TAŞIMA ŞEKLİNE GÖRE GRUPLANDIRMA
Doktrinde ve uygulamada taşıma şekline göre de sınıflandırmadan da bahsedilmektedir. FAS, FOB, CFR ve CIF teslim şekilleri sadece deniz araçları kullanılarak ifa edilebilir ve bu nedenle kara, deniz, hava ve raylı sistem kullanılmak sureti ile tüm taşıma araçları ile yapılan teslimat şekillerinden ayrılabilmektedir.
UYGULANACAK HUKUK MESELESİ
Tarafların Incoterms® teslim şekillerini kabul etmeleri uygulanacak hukukun seçilmesi zorunluluğunu ortadan kaldırmamaktadır. Incoterms® ’ün sözleşme ile kabulü bir hukuk seçimi değil sadece yan edim yükümlülüklerini ve aralarındaki ilişkiye uygulanacak bazı usul kurallarının belirlenmesinden ibarettir. Ortaya çıkabilecek problemlerin çözümünün hangi devlet hukukuna tabi kılınacağı meselesi ihracatçı ve ithalatçının kendi milli hukuklarınca belirlenecek milletlerarası özel hukuk hükümlerine tabi olacaktır.

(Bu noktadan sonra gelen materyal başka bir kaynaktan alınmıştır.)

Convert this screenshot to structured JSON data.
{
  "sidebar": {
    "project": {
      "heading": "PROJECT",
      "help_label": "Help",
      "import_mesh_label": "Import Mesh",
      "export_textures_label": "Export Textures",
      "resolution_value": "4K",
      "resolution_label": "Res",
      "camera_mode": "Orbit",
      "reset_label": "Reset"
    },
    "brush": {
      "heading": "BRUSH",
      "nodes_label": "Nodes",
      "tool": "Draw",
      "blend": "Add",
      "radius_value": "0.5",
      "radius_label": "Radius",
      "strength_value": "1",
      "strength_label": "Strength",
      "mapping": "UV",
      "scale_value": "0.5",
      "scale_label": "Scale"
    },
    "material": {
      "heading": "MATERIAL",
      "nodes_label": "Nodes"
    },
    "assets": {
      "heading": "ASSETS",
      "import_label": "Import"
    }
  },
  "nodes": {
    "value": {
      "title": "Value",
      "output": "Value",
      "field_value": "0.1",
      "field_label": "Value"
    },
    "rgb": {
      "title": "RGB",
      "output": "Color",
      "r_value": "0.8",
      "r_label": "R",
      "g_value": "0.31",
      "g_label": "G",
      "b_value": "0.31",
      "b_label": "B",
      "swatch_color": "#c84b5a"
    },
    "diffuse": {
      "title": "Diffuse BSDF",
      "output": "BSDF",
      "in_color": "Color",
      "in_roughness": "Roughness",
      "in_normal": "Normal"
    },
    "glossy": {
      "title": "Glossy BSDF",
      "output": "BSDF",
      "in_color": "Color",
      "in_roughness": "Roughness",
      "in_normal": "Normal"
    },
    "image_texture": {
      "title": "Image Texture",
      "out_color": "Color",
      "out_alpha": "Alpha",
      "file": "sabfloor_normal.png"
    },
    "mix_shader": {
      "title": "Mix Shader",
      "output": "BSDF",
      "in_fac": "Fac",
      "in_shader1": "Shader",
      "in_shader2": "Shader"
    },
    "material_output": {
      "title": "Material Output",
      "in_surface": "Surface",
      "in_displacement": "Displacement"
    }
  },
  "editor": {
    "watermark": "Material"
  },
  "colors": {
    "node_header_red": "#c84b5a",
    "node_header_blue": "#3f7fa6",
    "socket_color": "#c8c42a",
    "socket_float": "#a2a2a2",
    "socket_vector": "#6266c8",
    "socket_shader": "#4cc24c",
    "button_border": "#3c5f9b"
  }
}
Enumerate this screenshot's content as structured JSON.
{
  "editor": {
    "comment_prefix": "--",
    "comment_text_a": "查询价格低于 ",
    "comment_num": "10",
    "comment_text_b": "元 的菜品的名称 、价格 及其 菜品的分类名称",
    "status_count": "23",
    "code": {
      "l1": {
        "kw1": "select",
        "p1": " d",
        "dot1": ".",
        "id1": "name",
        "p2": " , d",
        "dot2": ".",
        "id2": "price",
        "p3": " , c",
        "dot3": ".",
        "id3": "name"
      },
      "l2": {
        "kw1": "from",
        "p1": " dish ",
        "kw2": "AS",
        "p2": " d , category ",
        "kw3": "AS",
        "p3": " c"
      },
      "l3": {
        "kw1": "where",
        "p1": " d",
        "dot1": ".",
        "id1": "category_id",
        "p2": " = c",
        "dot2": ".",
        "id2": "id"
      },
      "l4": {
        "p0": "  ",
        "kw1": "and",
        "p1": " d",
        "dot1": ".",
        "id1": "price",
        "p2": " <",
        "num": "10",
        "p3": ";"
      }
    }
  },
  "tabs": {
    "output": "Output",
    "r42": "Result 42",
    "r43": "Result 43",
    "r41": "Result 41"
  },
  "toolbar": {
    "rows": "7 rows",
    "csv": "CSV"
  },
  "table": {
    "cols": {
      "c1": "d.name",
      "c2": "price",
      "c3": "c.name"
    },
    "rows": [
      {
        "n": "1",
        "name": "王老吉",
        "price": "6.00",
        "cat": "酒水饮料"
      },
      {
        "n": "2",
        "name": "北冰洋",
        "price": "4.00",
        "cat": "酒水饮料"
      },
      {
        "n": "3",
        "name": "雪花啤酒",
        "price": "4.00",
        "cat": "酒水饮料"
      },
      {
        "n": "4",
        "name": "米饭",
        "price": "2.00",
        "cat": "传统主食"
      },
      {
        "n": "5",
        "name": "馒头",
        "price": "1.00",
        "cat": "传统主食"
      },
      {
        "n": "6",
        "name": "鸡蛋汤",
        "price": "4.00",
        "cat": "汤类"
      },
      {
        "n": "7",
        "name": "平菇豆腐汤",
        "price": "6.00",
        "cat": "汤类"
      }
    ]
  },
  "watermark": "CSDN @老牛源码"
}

Yabancılık unsuru taşıyan akitten doğan borç ilişkilerinde, Türkiye açısından ele alınması halinde 5817 sayılı Milletlerarası Özel Hukuk ve Usul Hukuku Hakkında Kanun’un 24. maddesi uygulanacak hukuku belirlemede kullanılacaktır. Kanun’un 24/1 fıkrasına göre sözleşmeden doğan borç ilişkileri tarafların açık olarak seçtikleri hukuka tabidir. Sözleşme hükümlerinden veya halin şartlarından tereddüde yer vermeyecek biçimde anlaşılabilen hukuk seçimi de geçerlidir. O halde taraflar isterlerse daha önce yaptıkları sözleşme ile uygulanacak hukuku belirleyebilirler. Buna uluslararası hukukta “irade serbestisi” ilkesi denir. İrade serbestisinin, sözleşme serbestisinden farkı seçilen hukukun tüm emredici ve tamamlayıcı hükümleri ile çekişmeye uygulanmasıdır.
Eğer taraflar uygulanacak hukuk belirlememişlerse bu kez 24/4 fıkrası ile uygulanacak hukuk tespit edilecektir. Buna göre ”Tarafların hukuk seçimi yapmamış olmaları halinde sözleşmeden doğan ilişkiye, o sözleşmeyle en sıkı ilişkili olan hukuk uygulanır. Bu hukuk, karakteristik edim borçlusunun, sözleşmenin kuruluşu sırasındaki mutad meskeni hukuku, ticari veya mesleki faaliyetler gereği kurulan sözleşmelerde karakteristik edim borçlusunun iş yeri, bulunmadığı takdirde yerleşim yeri hukuku, karakteristik edim borçlusunun birden çok iş yeri varsa söz konusu sözleşmeyle en sıkı ilişki içinde bulunan iş yeri hukuku olarak kabul edilir.”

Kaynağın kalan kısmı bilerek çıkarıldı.